- Moradabad Location within Iran
- Coordinates: 33°17′54″N 47°26′01″E﻿ / ﻿33.29833°N 47.43361°E
- Country: Iran
- Province: Lorestan
- County: Rumeshkan
- District: Suri
- Rural District: Rumiani

Population (2016)
- • Total: 580
- Time zone: UTC+3:30 (IRST)

= Moradabad, Rumeshkan =

Village in Lorestan province, Iran

Moradabad (مراداباد) (Note: Also romanized as Morādābād; also known as Naz̧ar ‘Alīvand-e Morādābād) is a village in Rumiani Rural District of Suri District in Rumeshkan County, Lorestan province, Iran.

==Demographics==
===Population===
At the time of the 2006 National Census, the village's population was 610 in 124 households, when it was in Rumeshkan-e Gharbi Rural District of the former Rumeshkan District in Kuhdasht County.
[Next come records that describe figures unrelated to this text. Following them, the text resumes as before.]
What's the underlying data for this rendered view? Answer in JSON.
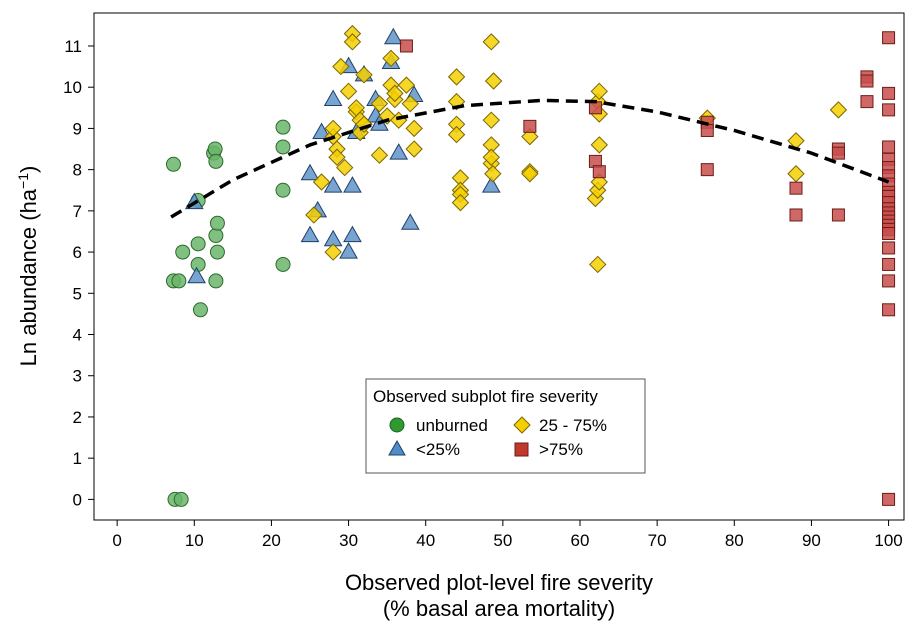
{
  "chart_data": {
    "type": "scatter",
    "xlabel_line1": "Observed plot-level fire severity",
    "xlabel_line2": "(% basal area mortality)",
    "ylabel_main": "Ln abundance (ha",
    "ylabel_sup": "−1",
    "ylabel_close": ")",
    "xlim": [
      -3,
      102
    ],
    "ylim": [
      -0.5,
      11.8
    ],
    "xticks": [
      0,
      10,
      20,
      30,
      40,
      50,
      60,
      70,
      80,
      90,
      100
    ],
    "yticks": [
      0,
      1,
      2,
      3,
      4,
      5,
      6,
      7,
      8,
      9,
      10,
      11
    ],
    "legend": {
      "title": "Observed subplot fire severity",
      "placement": "lower-center",
      "entries": [
        "unburned",
        "25 - 75%",
        "<25%",
        ">75%"
      ]
    },
    "series": [
      {
        "name": "unburned",
        "marker": "circle",
        "color": "#6ab56a",
        "points": [
          [
            7.3,
            8.13
          ],
          [
            7.3,
            5.3
          ],
          [
            8,
            5.3
          ],
          [
            7.5,
            0
          ],
          [
            8.3,
            0
          ],
          [
            8.5,
            6
          ],
          [
            10.5,
            7.25
          ],
          [
            10.5,
            6.2
          ],
          [
            10.5,
            5.7
          ],
          [
            10.8,
            4.6
          ],
          [
            12.5,
            8.4
          ],
          [
            12.7,
            8.5
          ],
          [
            12.8,
            8.2
          ],
          [
            12.8,
            6.4
          ],
          [
            12.8,
            5.3
          ],
          [
            13,
            6
          ],
          [
            13,
            6.7
          ],
          [
            21.5,
            9.03
          ],
          [
            21.5,
            8.55
          ],
          [
            21.5,
            7.5
          ],
          [
            21.5,
            5.7
          ]
        ]
      },
      {
        "name": "<25%",
        "marker": "triangle",
        "color": "#5f94c9",
        "points": [
          [
            10,
            7.2
          ],
          [
            10.3,
            5.4
          ],
          [
            25,
            7.9
          ],
          [
            25,
            6.4
          ],
          [
            26,
            7
          ],
          [
            26.5,
            8.9
          ],
          [
            28,
            9.7
          ],
          [
            28,
            7.6
          ],
          [
            28,
            6.3
          ],
          [
            30,
            10.5
          ],
          [
            30,
            6
          ],
          [
            30.5,
            7.6
          ],
          [
            30.5,
            6.4
          ],
          [
            31,
            8.9
          ],
          [
            32,
            10.3
          ],
          [
            33.5,
            9.3
          ],
          [
            33.5,
            9.7
          ],
          [
            34,
            9.1
          ],
          [
            35.5,
            10.6
          ],
          [
            35.8,
            11.2
          ],
          [
            36.5,
            8.4
          ],
          [
            38,
            6.7
          ],
          [
            38.5,
            9.8
          ],
          [
            48.5,
            7.6
          ]
        ]
      },
      {
        "name": "25 - 75%",
        "marker": "diamond",
        "color": "#f5cf00",
        "points": [
          [
            25.5,
            6.9
          ],
          [
            26.5,
            7.7
          ],
          [
            28,
            6
          ],
          [
            28,
            8.8
          ],
          [
            28,
            9
          ],
          [
            28.5,
            8.5
          ],
          [
            28.5,
            8.3
          ],
          [
            29,
            10.5
          ],
          [
            29.5,
            8.05
          ],
          [
            30,
            9.9
          ],
          [
            30.5,
            11.3
          ],
          [
            30.5,
            11.1
          ],
          [
            31,
            9.4
          ],
          [
            31,
            9.5
          ],
          [
            31.5,
            9.2
          ],
          [
            31.5,
            8.9
          ],
          [
            32,
            10.3
          ],
          [
            32,
            9.1
          ],
          [
            34,
            8.35
          ],
          [
            34,
            9.6
          ],
          [
            35,
            9.3
          ],
          [
            35.5,
            10.05
          ],
          [
            35.5,
            10.7
          ],
          [
            36,
            9.7
          ],
          [
            36,
            9.85
          ],
          [
            36.5,
            9.2
          ],
          [
            37.5,
            10.05
          ],
          [
            38,
            9.6
          ],
          [
            38.5,
            9
          ],
          [
            38.5,
            8.5
          ],
          [
            44,
            10.25
          ],
          [
            44,
            9.65
          ],
          [
            44,
            9.1
          ],
          [
            44,
            8.85
          ],
          [
            44.5,
            7.8
          ],
          [
            44.5,
            7.5
          ],
          [
            44.5,
            7.4
          ],
          [
            44.5,
            7.2
          ],
          [
            48.5,
            11.1
          ],
          [
            48.5,
            9.2
          ],
          [
            48.5,
            8.6
          ],
          [
            48.5,
            8.15
          ],
          [
            48.5,
            8.3
          ],
          [
            48.7,
            7.9
          ],
          [
            48.8,
            10.15
          ],
          [
            53.5,
            8.8
          ],
          [
            53.5,
            7.95
          ],
          [
            53.5,
            7.9
          ],
          [
            62.3,
            9.65
          ],
          [
            62.5,
            9.35
          ],
          [
            62,
            7.3
          ],
          [
            62.3,
            7.5
          ],
          [
            62.5,
            7.7
          ],
          [
            62.5,
            8.6
          ],
          [
            62.5,
            9.9
          ],
          [
            62.3,
            5.7
          ],
          [
            76.5,
            9.25
          ],
          [
            88,
            8.7
          ],
          [
            88,
            7.9
          ],
          [
            93.5,
            9.45
          ]
        ]
      },
      {
        "name": ">75%",
        "marker": "square",
        "color": "#c94e4e",
        "points": [
          [
            37.5,
            11
          ],
          [
            53.5,
            9.05
          ],
          [
            62,
            9.5
          ],
          [
            62,
            8.2
          ],
          [
            62.5,
            7.95
          ],
          [
            76.5,
            9.15
          ],
          [
            76.5,
            8.95
          ],
          [
            76.5,
            8
          ],
          [
            88,
            7.55
          ],
          [
            88,
            6.9
          ],
          [
            93.5,
            8.5
          ],
          [
            93.5,
            8.4
          ],
          [
            93.5,
            6.9
          ],
          [
            97.2,
            10.25
          ],
          [
            97.2,
            10.15
          ],
          [
            97.2,
            9.65
          ],
          [
            100,
            11.2
          ],
          [
            100,
            9.85
          ],
          [
            100,
            9.45
          ],
          [
            100,
            8.55
          ],
          [
            100,
            8.25
          ],
          [
            100,
            8.05
          ],
          [
            100,
            7.85
          ],
          [
            100,
            7.65
          ],
          [
            100,
            7.45
          ],
          [
            100,
            7.35
          ],
          [
            100,
            7.2
          ],
          [
            100,
            7.05
          ],
          [
            100,
            6.95
          ],
          [
            100,
            6.85
          ],
          [
            100,
            6.75
          ],
          [
            100,
            6.65
          ],
          [
            100,
            6.55
          ],
          [
            100,
            6.45
          ],
          [
            100,
            6.1
          ],
          [
            100,
            5.7
          ],
          [
            100,
            5.3
          ],
          [
            100,
            4.6
          ],
          [
            100,
            0
          ]
        ]
      }
    ],
    "trend": {
      "style": "dashed",
      "color": "#000000",
      "points": [
        [
          7,
          6.85
        ],
        [
          15,
          7.75
        ],
        [
          25,
          8.6
        ],
        [
          35,
          9.2
        ],
        [
          45,
          9.55
        ],
        [
          55,
          9.68
        ],
        [
          62,
          9.65
        ],
        [
          70,
          9.4
        ],
        [
          80,
          8.95
        ],
        [
          90,
          8.4
        ],
        [
          100,
          7.7
        ]
      ]
    }
  }
}
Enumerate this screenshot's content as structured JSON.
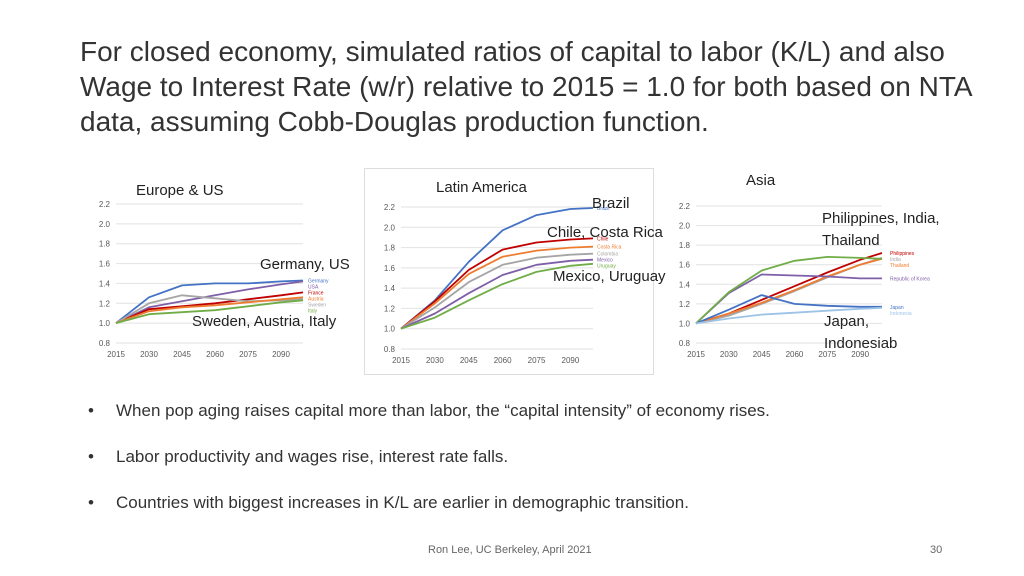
{
  "slide": {
    "title": "For closed economy, simulated ratios of capital to labor (K/L) and also Wage to Interest Rate (w/r) relative to 2015 = 1.0 for both based on NTA data, assuming Cobb-Douglas production function.",
    "bullets": [
      "When pop aging raises capital more than labor, the “capital intensity” of economy rises.",
      "Labor productivity and wages rise, interest rate falls.",
      "Countries with biggest increases in K/L are earlier in demographic transition."
    ],
    "bullet_symbol": "•",
    "footer_text": "Ron Lee, UC Berkeley, April 2021",
    "page_number": "30"
  },
  "chart_data": [
    {
      "type": "line",
      "panel": "europe-us",
      "title": "Europe & US",
      "xlabel": "",
      "ylabel": "",
      "x": [
        2015,
        2030,
        2045,
        2060,
        2075,
        2090,
        2100
      ],
      "xticks": [
        "2015",
        "2030",
        "2045",
        "2060",
        "2075",
        "2090"
      ],
      "yticks": [
        "0.8",
        "1.0",
        "1.2",
        "1.4",
        "1.6",
        "1.8",
        "2.0",
        "2.2"
      ],
      "ylim": [
        0.8,
        2.2
      ],
      "grid": true,
      "legend_position": "right",
      "series": [
        {
          "name": "Germany",
          "color": "#4472C4",
          "values": [
            1.0,
            1.26,
            1.38,
            1.4,
            1.4,
            1.42,
            1.43
          ]
        },
        {
          "name": "USA",
          "color": "#7F5FA8",
          "values": [
            1.0,
            1.16,
            1.22,
            1.28,
            1.34,
            1.39,
            1.42
          ]
        },
        {
          "name": "France",
          "color": "#C00000",
          "values": [
            1.0,
            1.14,
            1.17,
            1.2,
            1.24,
            1.28,
            1.31
          ]
        },
        {
          "name": "Sweden",
          "color": "#A5A5A5",
          "values": [
            1.0,
            1.2,
            1.28,
            1.25,
            1.22,
            1.23,
            1.24
          ]
        },
        {
          "name": "Austria",
          "color": "#ED7D31",
          "values": [
            1.0,
            1.12,
            1.16,
            1.18,
            1.21,
            1.24,
            1.26
          ]
        },
        {
          "name": "Italy",
          "color": "#70AD47",
          "values": [
            1.0,
            1.09,
            1.11,
            1.13,
            1.17,
            1.21,
            1.23
          ]
        }
      ],
      "annotations": [
        "Germany, US",
        "Sweden, Austria, Italy"
      ]
    },
    {
      "type": "line",
      "panel": "latin-america",
      "title": "Latin America",
      "xlabel": "",
      "ylabel": "",
      "x": [
        2015,
        2030,
        2045,
        2060,
        2075,
        2090,
        2100
      ],
      "xticks": [
        "2015",
        "2030",
        "2045",
        "2060",
        "2075",
        "2090"
      ],
      "yticks": [
        "0.8",
        "1.0",
        "1.2",
        "1.4",
        "1.6",
        "1.8",
        "2.0",
        "2.2"
      ],
      "ylim": [
        0.8,
        2.2
      ],
      "grid": true,
      "legend_position": "right",
      "series": [
        {
          "name": "Brazil",
          "color": "#4472C4",
          "values": [
            1.0,
            1.28,
            1.66,
            1.97,
            2.12,
            2.18,
            2.19
          ]
        },
        {
          "name": "Chile",
          "color": "#C00000",
          "values": [
            1.0,
            1.27,
            1.58,
            1.78,
            1.85,
            1.88,
            1.89
          ]
        },
        {
          "name": "Costa Rica",
          "color": "#ED7D31",
          "values": [
            1.0,
            1.25,
            1.54,
            1.71,
            1.77,
            1.8,
            1.81
          ]
        },
        {
          "name": "Colombia",
          "color": "#A5A5A5",
          "values": [
            1.0,
            1.21,
            1.46,
            1.63,
            1.7,
            1.73,
            1.74
          ]
        },
        {
          "name": "Mexico",
          "color": "#7F5FA8",
          "values": [
            1.0,
            1.15,
            1.35,
            1.53,
            1.63,
            1.67,
            1.68
          ]
        },
        {
          "name": "Uruguay",
          "color": "#70AD47",
          "values": [
            1.0,
            1.11,
            1.28,
            1.44,
            1.56,
            1.62,
            1.64
          ]
        }
      ],
      "annotations": [
        "Brazil",
        "Chile, Costa Rica",
        "Mexico, Uruguay"
      ]
    },
    {
      "type": "line",
      "panel": "asia",
      "title": "Asia",
      "xlabel": "",
      "ylabel": "",
      "x": [
        2015,
        2030,
        2045,
        2060,
        2075,
        2090,
        2100
      ],
      "xticks": [
        "2015",
        "2030",
        "2045",
        "2060",
        "2075",
        "2090"
      ],
      "yticks": [
        "0.8",
        "1.0",
        "1.2",
        "1.4",
        "1.6",
        "1.8",
        "2.0",
        "2.2"
      ],
      "ylim": [
        0.8,
        2.2
      ],
      "grid": true,
      "legend_position": "right",
      "series": [
        {
          "name": "Philippines",
          "color": "#C00000",
          "values": [
            1.0,
            1.1,
            1.24,
            1.38,
            1.52,
            1.65,
            1.72
          ]
        },
        {
          "name": "India",
          "color": "#A5A5A5",
          "values": [
            1.0,
            1.08,
            1.2,
            1.33,
            1.47,
            1.6,
            1.67
          ]
        },
        {
          "name": "Thailand",
          "color": "#ED7D31",
          "values": [
            1.0,
            1.1,
            1.21,
            1.34,
            1.48,
            1.6,
            1.66
          ]
        },
        {
          "name": "Republic of Korea",
          "color": "#7F5FA8",
          "values": [
            1.0,
            1.31,
            1.5,
            1.49,
            1.48,
            1.46,
            1.46
          ]
        },
        {
          "name": "",
          "color": "#70AD47",
          "values": [
            1.0,
            1.32,
            1.54,
            1.64,
            1.68,
            1.67,
            1.66
          ]
        },
        {
          "name": "Japan",
          "color": "#4472C4",
          "values": [
            1.0,
            1.14,
            1.29,
            1.2,
            1.18,
            1.17,
            1.17
          ]
        },
        {
          "name": "Indonesia",
          "color": "#9DC3E6",
          "values": [
            1.0,
            1.05,
            1.09,
            1.11,
            1.13,
            1.15,
            1.16
          ]
        }
      ],
      "annotations": [
        "Philippines, India, Thailand",
        "Japan, Indonesiab"
      ]
    }
  ]
}
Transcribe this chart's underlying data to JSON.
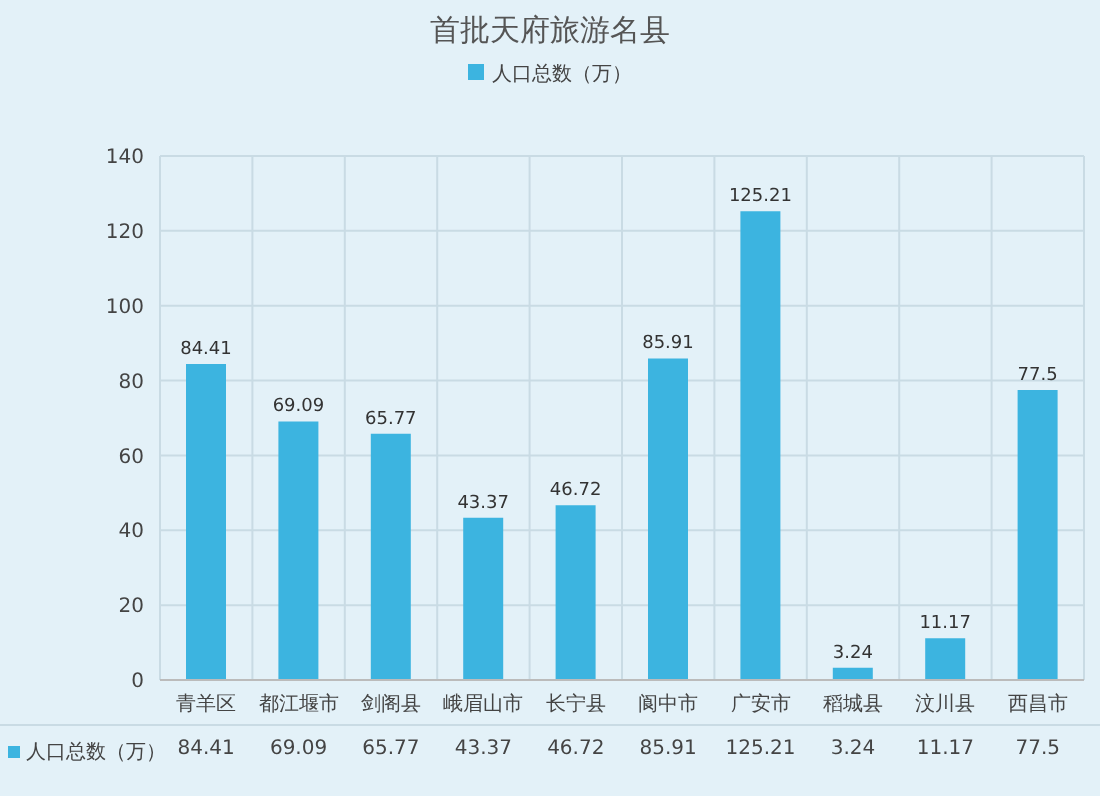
{
  "chart_data": {
    "type": "bar",
    "title": "首批天府旅游名县",
    "categories": [
      "青羊区",
      "都江堰市",
      "剑阁县",
      "峨眉山市",
      "长宁县",
      "阆中市",
      "广安市",
      "稻城县",
      "汶川县",
      "西昌市"
    ],
    "series": [
      {
        "name": "人口总数（万）",
        "color": "#3cb4e0",
        "values": [
          84.41,
          69.09,
          65.77,
          43.37,
          46.72,
          85.91,
          125.21,
          3.24,
          11.17,
          77.5
        ],
        "value_labels": [
          "84.41",
          "69.09",
          "65.77",
          "43.37",
          "46.72",
          "85.91",
          "125.21",
          "3.24",
          "11.17",
          "77.5"
        ]
      }
    ],
    "ylim": [
      0,
      140
    ],
    "yticks": [
      0,
      20,
      40,
      60,
      80,
      100,
      120,
      140
    ],
    "grid": true,
    "legend": "top",
    "annotations": [
      "人口总数（万）",
      "84.41",
      "69.09",
      "65.77",
      "43.37",
      "46.72",
      "85.91",
      "125.21",
      "3.24",
      "11.17",
      "77.5"
    ]
  }
}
The following census in 2011 counted 706 people in 173 households. The 2016 census measured the population of the village as 580 people in 158 households, by which time the district had been separated from the county in the establishment of Rumeshkan County. The rural district was transferred to the new Suri District and renamed Suri Rural District. Moradabad was transferred to Rumiani Rural District created in the same district.